Air quality

One today’s major environmental concern relates to the composition of the atmosphere. At the Earth’s surface, aerosols, ozone and other reactive gases, such as nitrogen dioxide, determine the quality of the air we breathe, affecting our health and life expectancy, the health of ecosystems and the quality of our living environment.

HYGEOS contributes to the European service on atmosphere monitoring

Understanding the complex interaction process between the solar radiation and the atmospheric components is the core expertise of HYGEOS. In particular, HYGEOS has a recognized expertise in the characterisation and the modelisation of the aerosols at global scale.
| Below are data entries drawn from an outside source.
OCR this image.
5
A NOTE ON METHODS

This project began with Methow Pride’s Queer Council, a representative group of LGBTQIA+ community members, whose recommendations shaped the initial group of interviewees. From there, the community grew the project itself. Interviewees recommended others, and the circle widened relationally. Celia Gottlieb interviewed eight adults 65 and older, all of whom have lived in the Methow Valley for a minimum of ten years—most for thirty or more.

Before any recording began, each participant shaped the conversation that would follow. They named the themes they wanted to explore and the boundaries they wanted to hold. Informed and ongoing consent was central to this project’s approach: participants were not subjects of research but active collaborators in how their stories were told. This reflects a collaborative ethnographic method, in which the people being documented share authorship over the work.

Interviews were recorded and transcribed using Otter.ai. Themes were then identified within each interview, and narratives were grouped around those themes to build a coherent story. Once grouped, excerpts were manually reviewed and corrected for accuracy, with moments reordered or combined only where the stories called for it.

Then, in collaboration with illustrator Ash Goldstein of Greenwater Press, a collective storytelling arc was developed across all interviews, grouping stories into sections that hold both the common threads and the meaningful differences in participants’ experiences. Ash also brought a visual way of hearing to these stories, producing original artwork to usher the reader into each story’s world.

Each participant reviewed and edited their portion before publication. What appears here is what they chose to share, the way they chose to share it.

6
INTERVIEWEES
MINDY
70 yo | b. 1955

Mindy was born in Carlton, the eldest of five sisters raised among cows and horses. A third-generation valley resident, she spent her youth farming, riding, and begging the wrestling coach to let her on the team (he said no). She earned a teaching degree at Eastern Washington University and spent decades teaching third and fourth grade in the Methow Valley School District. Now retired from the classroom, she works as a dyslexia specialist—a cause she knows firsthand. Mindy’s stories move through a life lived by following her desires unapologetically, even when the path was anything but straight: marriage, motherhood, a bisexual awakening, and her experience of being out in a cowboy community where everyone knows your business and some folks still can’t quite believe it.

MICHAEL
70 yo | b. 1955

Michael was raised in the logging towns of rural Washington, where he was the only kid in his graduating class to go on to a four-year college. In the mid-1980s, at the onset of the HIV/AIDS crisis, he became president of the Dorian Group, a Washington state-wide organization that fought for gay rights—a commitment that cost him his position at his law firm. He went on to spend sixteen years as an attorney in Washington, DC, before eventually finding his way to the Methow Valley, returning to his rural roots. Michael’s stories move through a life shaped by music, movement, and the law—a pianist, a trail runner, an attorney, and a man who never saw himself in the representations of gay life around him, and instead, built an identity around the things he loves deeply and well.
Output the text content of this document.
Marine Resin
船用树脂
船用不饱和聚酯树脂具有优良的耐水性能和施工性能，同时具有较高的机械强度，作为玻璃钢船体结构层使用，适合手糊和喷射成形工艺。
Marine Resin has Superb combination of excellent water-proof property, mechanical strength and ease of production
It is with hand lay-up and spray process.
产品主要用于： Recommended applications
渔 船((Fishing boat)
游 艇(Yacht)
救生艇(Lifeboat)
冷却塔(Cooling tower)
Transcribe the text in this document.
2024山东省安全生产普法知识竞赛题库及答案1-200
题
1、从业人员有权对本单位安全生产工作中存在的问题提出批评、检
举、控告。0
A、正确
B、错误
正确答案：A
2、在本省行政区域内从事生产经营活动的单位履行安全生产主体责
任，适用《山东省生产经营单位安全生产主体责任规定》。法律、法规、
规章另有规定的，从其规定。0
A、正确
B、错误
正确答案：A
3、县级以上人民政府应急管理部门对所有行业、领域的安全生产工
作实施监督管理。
That’s why HYGEOS is strongly involved in the Copernicus Atmosphere Monitoring Service (CAMS) which provides, amongst others, global atmospheric composition products using the Integrated Forecasting System (IFS) of the European Center for Medium-range Weather Forecast (ECMWF). HYGEOS leads the CAMS2_35 consortium that maintains and further develops global aerosol and chemistry modules as currently implemented in the IFS, to implement an integrated chemistry-aerosol framework for relevant processes, and to develop and evaluate global products.

CAMS total aerosol forecasts in early June 2023, showing large fire plumes over Canada.

Forecasts of total aerosol optical depth in early June 2023, showing large fire plumes over Canada. Image produced with data from the global CAMS IFS with contribution from HYGEOS. From M. Parringtom (ECMWF)

In parallel, HYGEOS participates in two HORIZON EUROPE R&D projects which both prepare the evolution of the CAMS. Firstly, the CAMEO project aims at preparing the CAMS for the uptake of upcoming satellite data, advance the data assimilation and inversion capacity of the global and regional CAMS production systems beyond the state-of-the-art and develop methods to provide novel uncertainty estimates for CAMS products. Secondly, the CAMAERA project, coordinated by HYGEOS, focus on the quality enhancement of CAMS aerosol products through improvements of the modelling and data assimilation aspects of the CAMS system.

HYGEOS characterises extreme atmospheric events

Since 2016, HYGEOS has built a collaboration with SPASCIA, a French company specialized in the processing of sounding interferometer data. Together, they develop innovative methods to analyse the data of the Infrared Atmospheric Sounding Interferometer (IASI) flying on the European MetOp series of weather satellites. In particular, they have set-up a processing chain, based upon the Principal Component Analysis (PCA) of IASI spectra. This software is able to detect and characterize on an automated way the extreme events. Demonstration has been done on major industrial accidents, biomass burning fires and a priori unknown events. Furthermore, this method can be used in support to performances of Level 0 processing performed by CNES and of Level 1 processing performed by EUMETSAT.